Goin' Places That We've Never Been

 Willie Nelson plays the Rocky Mountain air, and we sit peacefully awaiting our bedtime in the RV parking lot of the Red Rocks Park, just up the mountains from Denver, Colorado. We'd seen an add for the show while wandering Denver yesterday, and made the drive out to the natural mountain ampetheater to see if we could find a way to catch the show, or maybe get ourselves in.

The stage is set in the side of a bulging red cliff, facing directly up a Rocky Mountain foothill in between two massive rock formations sporting 200 foot sheer drops on each side facing inwards toward the ampetheater. They parallel eachother as if a 300 meter wide swath of red rock had been scraped clean from the side of the mountain, and a stage was built in between.

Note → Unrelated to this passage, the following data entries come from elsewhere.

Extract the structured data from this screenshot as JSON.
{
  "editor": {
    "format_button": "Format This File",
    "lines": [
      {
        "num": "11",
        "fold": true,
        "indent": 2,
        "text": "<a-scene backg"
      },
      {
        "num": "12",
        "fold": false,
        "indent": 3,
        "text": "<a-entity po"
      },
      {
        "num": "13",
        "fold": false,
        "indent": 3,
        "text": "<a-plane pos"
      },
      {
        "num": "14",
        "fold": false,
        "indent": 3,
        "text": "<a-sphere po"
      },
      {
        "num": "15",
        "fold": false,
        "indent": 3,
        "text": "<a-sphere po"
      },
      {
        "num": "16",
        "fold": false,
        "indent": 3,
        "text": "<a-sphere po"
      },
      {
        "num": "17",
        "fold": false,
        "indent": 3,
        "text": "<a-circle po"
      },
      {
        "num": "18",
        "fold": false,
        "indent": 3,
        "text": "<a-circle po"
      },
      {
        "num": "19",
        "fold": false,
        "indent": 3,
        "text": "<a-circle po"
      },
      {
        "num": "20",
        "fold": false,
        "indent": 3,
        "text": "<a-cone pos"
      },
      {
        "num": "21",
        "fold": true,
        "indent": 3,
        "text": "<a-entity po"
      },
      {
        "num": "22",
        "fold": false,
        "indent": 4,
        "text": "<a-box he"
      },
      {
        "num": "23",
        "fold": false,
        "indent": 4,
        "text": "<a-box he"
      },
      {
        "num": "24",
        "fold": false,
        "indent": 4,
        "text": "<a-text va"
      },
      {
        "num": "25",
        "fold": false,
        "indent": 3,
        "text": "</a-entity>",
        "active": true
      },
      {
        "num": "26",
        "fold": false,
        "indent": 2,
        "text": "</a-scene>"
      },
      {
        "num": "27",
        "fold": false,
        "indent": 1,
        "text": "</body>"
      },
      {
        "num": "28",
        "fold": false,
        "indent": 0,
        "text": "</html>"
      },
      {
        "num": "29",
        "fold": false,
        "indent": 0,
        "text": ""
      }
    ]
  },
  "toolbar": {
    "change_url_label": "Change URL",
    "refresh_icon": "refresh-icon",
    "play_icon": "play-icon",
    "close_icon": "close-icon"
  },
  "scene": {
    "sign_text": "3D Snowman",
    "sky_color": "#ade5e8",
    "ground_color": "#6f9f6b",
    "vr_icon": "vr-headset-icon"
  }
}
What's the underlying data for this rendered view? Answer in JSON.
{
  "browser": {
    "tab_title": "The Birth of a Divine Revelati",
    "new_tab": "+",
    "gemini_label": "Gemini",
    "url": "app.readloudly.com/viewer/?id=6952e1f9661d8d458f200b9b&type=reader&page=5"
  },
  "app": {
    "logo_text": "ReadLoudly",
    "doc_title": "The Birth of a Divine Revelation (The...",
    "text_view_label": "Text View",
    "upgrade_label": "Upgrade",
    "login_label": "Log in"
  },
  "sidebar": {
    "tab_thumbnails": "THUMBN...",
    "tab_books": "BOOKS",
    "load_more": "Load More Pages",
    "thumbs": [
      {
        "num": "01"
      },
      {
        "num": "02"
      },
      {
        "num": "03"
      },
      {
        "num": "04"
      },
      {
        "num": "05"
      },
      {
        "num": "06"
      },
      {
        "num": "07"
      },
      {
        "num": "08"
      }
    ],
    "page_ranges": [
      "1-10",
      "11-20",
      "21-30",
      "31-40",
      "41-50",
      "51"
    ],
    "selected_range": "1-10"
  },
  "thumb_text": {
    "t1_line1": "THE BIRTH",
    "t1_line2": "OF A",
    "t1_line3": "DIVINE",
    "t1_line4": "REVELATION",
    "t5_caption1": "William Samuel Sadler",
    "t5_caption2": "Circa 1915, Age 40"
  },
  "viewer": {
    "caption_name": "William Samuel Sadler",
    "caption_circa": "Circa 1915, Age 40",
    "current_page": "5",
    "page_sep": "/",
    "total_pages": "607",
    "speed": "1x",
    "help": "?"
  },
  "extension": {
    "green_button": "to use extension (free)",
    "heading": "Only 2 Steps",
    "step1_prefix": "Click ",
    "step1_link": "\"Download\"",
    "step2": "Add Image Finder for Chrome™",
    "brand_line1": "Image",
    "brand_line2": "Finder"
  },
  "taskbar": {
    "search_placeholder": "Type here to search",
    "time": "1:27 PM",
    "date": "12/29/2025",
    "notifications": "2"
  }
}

Around back, you can climb some boulders and a wall to enter the ampetheater, assuming an abscence of authority at the time of entry. I did so, leaving Christian and Mark behind with fears of potential interactions with security inside, and agreeing to meet them back at the bus in time to leave and meet Mark's friend Olivia back in Denver. We met back up, but our meeting fell through, so we headed back to climb the mountain face that looks down directly on the stage. We climbed and sat and waited for Willie, then heard loud and clear, projecting from between the monumentous walls of the earthy sound tunnel, Whiskey River, take my mind. A couple songs in it got what we deemed to be dangerously dark to make a descent, and thus we now find ourselves huddled, waiting to sleep in the chilly mountain air that carries the high and lonesome voice of our own Texas idol. He'll sing us to sleep tonight.



Garden of the Gods

In the last days, we've hit Colorado Springs, Manitou Springs, and Denver, meeting Olivia and Jonson, two of Mark's friends from Chicago, along the way. For the past two nightsw we've, by necessity, woke up before daybreak to move the bus and avoid confrontations with either suspicious property owners or parking guards that would be out in the morning.

Two days ago we woke up near 5 and chugged into the Garden of the Gods outside Colorado Springs, where we waited for the sun to come out and the rain to leave before starting our day fresh, scaling the huge rocks formations that penetrate the ground like lawn ornaments of the divine, and create somewhat of a dwarfing walk-about sculpture garden. From there it was onward to Denver, and a missed connection with a friend of mine who had warned me that she was not going to be around, and yet we tried to find her anyway. Oh well.


Denver was a nice place to wander, and we sought out Colfax, the road that I had previously been warned was the sight for all thefestering of low-down and dirty business that went on in the city. It was nice. They like bars on that street. Bars and thrift stores. It was, by chance, in the window of one of these bars that we caught word of Willie's show, so after a night spent parked infront of someone's house and a ham and egg sandwhich dinner cooked in a city park, we woke up to head to the mountains. And thus, we find ourselves here.


From this point onward our pace will slow. We've made it out of the plains and into the mountains, so movement westward will grind down to a crawl as we make the time to stop and cook and bath and explore that paths we chose to follow. Tomorrow morning we'll head across the mountains.